DELIVERING THE STATS – Nicholas Solomon, the school district’s Director of School Management, reviews the Student Safety Data report for the first half of the 2023-24 school year.

Township students are below average when it comes to being “written up” for disciplinary incidents, the Board of Education was recently told.

Students in the elementary, middle and high schools received fewer disciplinary citations than their national cohorts, Nicholas Solomon, the District’s Director of School Management, told the Board at its June 19 meeting.

The information was part of the Student Safety Data Report presented by Solomon at the meeting. The report covered the period from September 24-December 24, 2024.

During that time, Solomon said, 99 percent of elementary school students received one disciplinary referral or less, with the national average being 90 percent of elementary school students.

In the middle schools. 97 percent of students received one disciplinary referral or less, compared with the national average of 84 percent.

And in the high school, 98 percent of students received one disciplinary referral or less, compared with the national average of 87 percent.

“Our kids are acting age-appropriately, and better,” he said.

There is a downturn of the number of “write-ups” in District schools, Solomon said.

In total disciplinary referrals in the high school decreased from 272 in the first have of the 2023-24 school year to 225 in the first half of the 2024-25 school year, he said.

In the middle schools, referrals decreased from 362 in 2023 to 290 in 2024, and in the elementary schools referrals increased slightly from 104 in 2023 to 105 in 2024.

Township schools are showing a downward trend from the first part of the 2023-24 school year to the first part of the 2024-25 school year, for the most part, when it comes to certain disruptive behaviors, Solomon said.

In the elementary schools, incidents of disruption decreased from 25 in 2023 to 13 in 2024. Incidents of noncompliance dropped from 19 in 2023 to 14 in 2024.
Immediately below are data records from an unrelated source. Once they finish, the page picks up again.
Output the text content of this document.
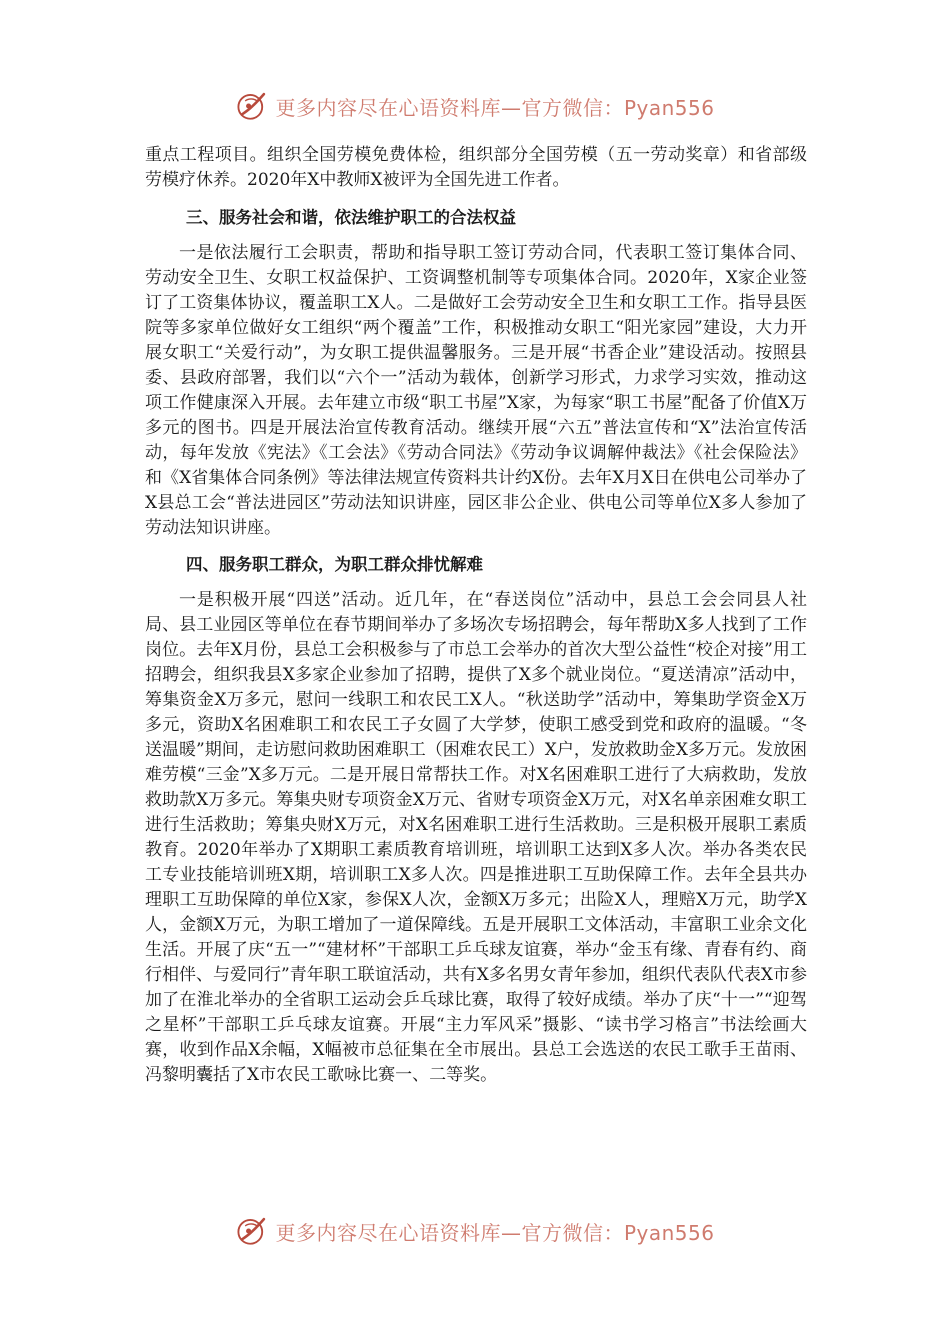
更多内容尽在心语资料库—官方微信：Pyan556

重点工程项目。组织全国劳模免费体检，组织部分全国劳模（五一劳动奖章）和省部级劳模疗休养。2020年X中教师X被评为全国先进工作者。

三、服务社会和谐，依法维护职工的合法权益

一是依法履行工会职责，帮助和指导职工签订劳动合同，代表职工签订集体合同、劳动安全卫生、女职工权益保护、工资调整机制等专项集体合同。2020年，X家企业签订了工资集体协议，覆盖职工X人。二是做好工会劳动安全卫生和女职工工作。指导县医院等多家单位做好女工组织“两个覆盖”工作，积极推动女职工“阳光家园”建设，大力开展女职工“关爱行动”，为女职工提供温馨服务。三是开展“书香企业”建设活动。按照县委、县政府部署，我们以“六个一”活动为载体，创新学习形式，力求学习实效，推动这项工作健康深入开展。去年建立市级“职工书屋”X家，为每家“职工书屋”配备了价值X万多元的图书。四是开展法治宣传教育活动。继续开展“六五”普法宣传和“X”法治宣传活动，每年发放《宪法》《工会法》《劳动合同法》《劳动争议调解仲裁法》《社会保险法》和《X省集体合同条例》等法律法规宣传资料共计约X份。去年X月X日在供电公司举办了X县总工会“普法进园区”劳动法知识讲座，园区非公企业、供电公司等单位X多人参加了劳动法知识讲座。

四、服务职工群众，为职工群众排忧解难

一是积极开展“四送”活动。近几年，在“春送岗位”活动中，县总工会会同县人社局、县工业园区等单位在春节期间举办了多场次专场招聘会，每年帮助X多人找到了工作岗位。去年X月份，县总工会积极参与了市总工会举办的首次大型公益性“校企对接”用工招聘会，组织我县X多家企业参加了招聘，提供了X多个就业岗位。“夏送清凉”活动中，筹集资金X万多元，慰问一线职工和农民工X人。“秋送助学”活动中，筹集助学资金X万多元，资助X名困难职工和农民工子女圆了大学梦，使职工感受到党和政府的温暖。“冬送温暖”期间，走访慰问救助困难职工（困难农民工）X户，发放救助金X多万元。发放困难劳模“三金”X多万元。二是开展日常帮扶工作。对X名困难职工进行了大病救助，发放救助款X万多元。筹集央财专项资金X万元、省财专项资金X万元，对X名单亲困难女职工进行生活救助；筹集央财X万元，对X名困难职工进行生活救助。三是积极开展职工素质教育。2020年举办了X期职工素质教育培训班，培训职工达到X多人次。举办各类农民工专业技能培训班X期，培训职工X多人次。四是推进职工互助保障工作。去年全县共办理职工互助保障的单位X家，参保X人次，金额X万多元；出险X人，理赔X万元，助学X人，金额X万元，为职工增加了一道保障线。五是开展职工文体活动，丰富职工业余文化生活。开展了庆“五一”“建材杯”干部职工乒乓球友谊赛，举办“金玉有缘、青春有约、商行相伴、与爱同行”青年职工联谊活动，共有X多名男女青年参加，组织代表队代表X市参加了在淮北举办的全省职工运动会乒乓球比赛，取得了较好成绩。举办了庆“十一”“迎驾之星杯”干部职工乒乓球友谊赛。开展“主力军风采”摄影、“读书学习格言”书法绘画大赛，收到作品X余幅，X幅被市总征集在全市展出。县总工会选送的农民工歌手王苗雨、冯黎明囊括了X市农民工歌咏比赛一、二等奖。

更多内容尽在心语资料库—官方微信：Pyan556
But incidents of physical aggression increased from 48 in 2023 to 60 in 2024, and incidents of obscene or inappropriate language r materials increased from two in 2023 to seven in 2024.

Physical aggression, Solomon said, “could be fist fights, maybe. But it also means pushing, shoving, kicking. And guess what? If you’re in elementary school, you go to recess, you’re going to see pushing, shoving, and kicking.”
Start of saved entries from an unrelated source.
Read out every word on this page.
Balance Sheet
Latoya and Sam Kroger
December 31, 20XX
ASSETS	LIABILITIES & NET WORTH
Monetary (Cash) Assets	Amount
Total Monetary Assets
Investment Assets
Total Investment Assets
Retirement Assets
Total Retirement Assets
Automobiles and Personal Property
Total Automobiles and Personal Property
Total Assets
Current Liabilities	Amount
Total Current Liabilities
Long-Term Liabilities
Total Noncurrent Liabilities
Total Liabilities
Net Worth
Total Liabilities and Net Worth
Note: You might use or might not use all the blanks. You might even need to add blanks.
In the middle schools, incidents of physical aggression decreased from 85 in 2023 to 54 in 2024, while disruptive incidents decreased from 83 in 2023 to 74 in 2024.
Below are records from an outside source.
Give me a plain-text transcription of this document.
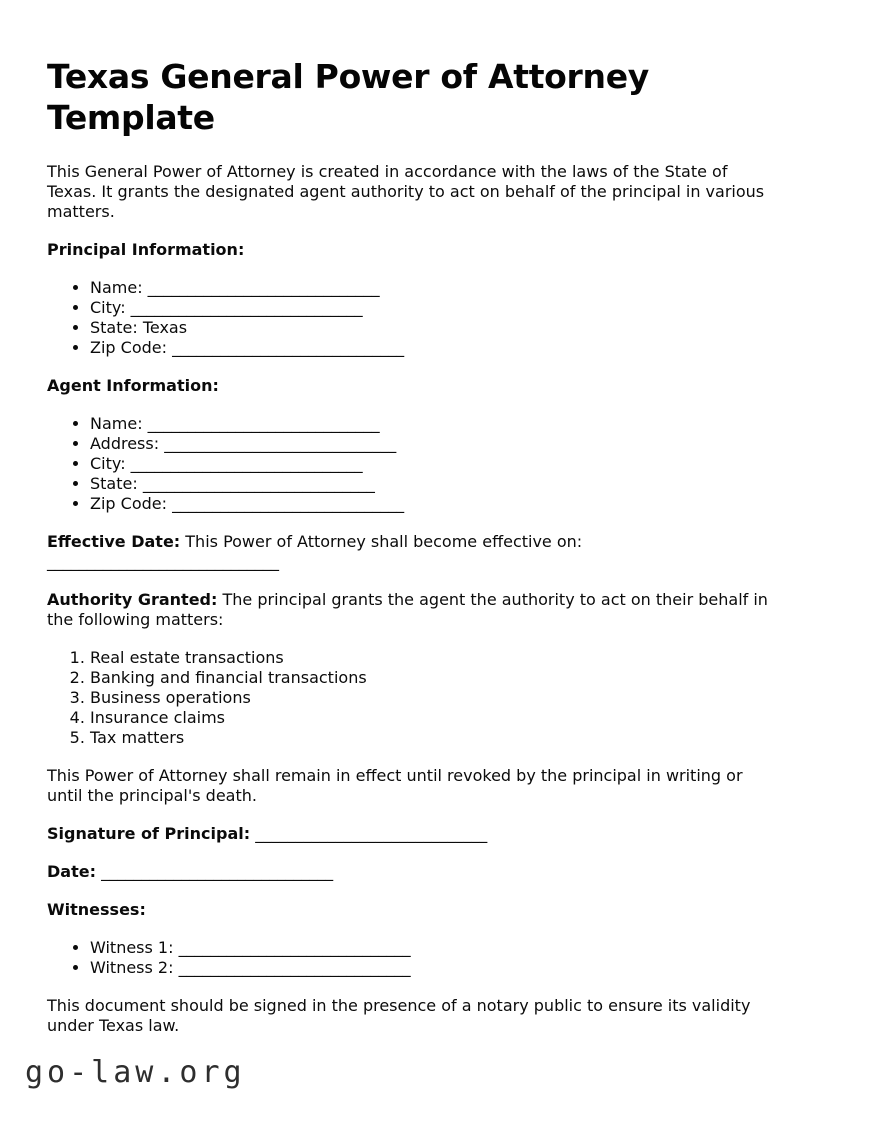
Texas General Power of Attorney Template

This General Power of Attorney is created in accordance with the laws of the State of
Texas. It grants the designated agent authority to act on behalf of the principal in various
matters.

Principal Information:
• Name: _____________________________
• City: _____________________________
• State: Texas
• Zip Code: _____________________________
Agent Information:
• Name: _____________________________
• Address: _____________________________
• City: _____________________________
• State: _____________________________
• Zip Code: _____________________________

Effective Date: This Power of Attorney shall become effective on:
_____________________________

Authority Granted: The principal grants the agent the authority to act on their behalf in
the following matters:

1. Real estate transactions
2. Banking and financial transactions
3. Business operations
4. Insurance claims
5. Tax matters

This Power of Attorney shall remain in effect until revoked by the principal in writing or
until the principal's death.

Signature of Principal: _____________________________

Date: _____________________________

Witnesses:
• Witness 1: _____________________________
• Witness 2: _____________________________

This document should be signed in the presence of a notary public to ensure its validity
under Texas law.

go-law.org
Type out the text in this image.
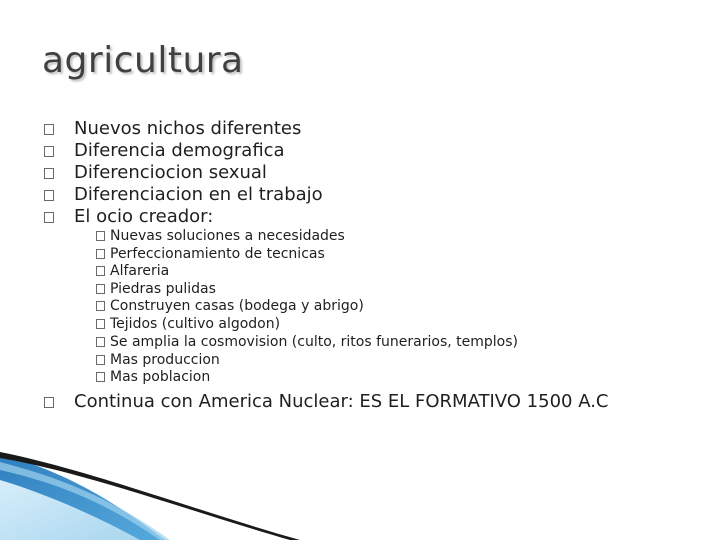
agricultura
Nuevos nichos diferentes
Diferencia demografica
Diferenciocion sexual
Diferenciacion en el trabajo
El ocio creador:
Nuevas soluciones a necesidades
Perfeccionamiento de tecnicas
Alfareria
Piedras pulidas
Construyen casas (bodega y abrigo)
Tejidos (cultivo algodon)
Se amplia la cosmovision (culto, ritos funerarios, templos)
Mas produccion
Mas poblacion
Continua con America Nuclear: ES EL FORMATIVO 1500 A.C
The use of obscene or inappropriate language or materials decreased from 60 in 2023 to 38 in 2024.

Incidents of noncompliance increased from 61 in 2023 to 68 in 2024.

In the high school, incidents of cutting classes decreased from 139 in 2023 to 93 in 2024, while noncompliance incidents decreased from 55 in 2023 to 35 in 2024.

Disruptive incidents increased from 27 in 2023 to 45 in 2024, while physical aggression incidents increased from 17 in 2023 to 20 in 2024.

Incidents of CDS or tobacco use increased from 17 in 2023 to 18 in 2024.

Solomon said administrators look at the various incidents “and we try to address how we can do things differently,” he said. “And we discuss this type of data to see if there’s anything strategically we can do differently in terms of support.”

In terms of reported incidents of harassment, intimidation and bullying, Solomon said about 25 percent of all reported incidents are borne out after investigations.

In the first half of the 2023-24 school year, 72 incidents were investigated and 18 were confirmed, he said.

In the first half of the 2024-25 school year, 45 incidents were investigated and 12 were confirmed, Solomon said.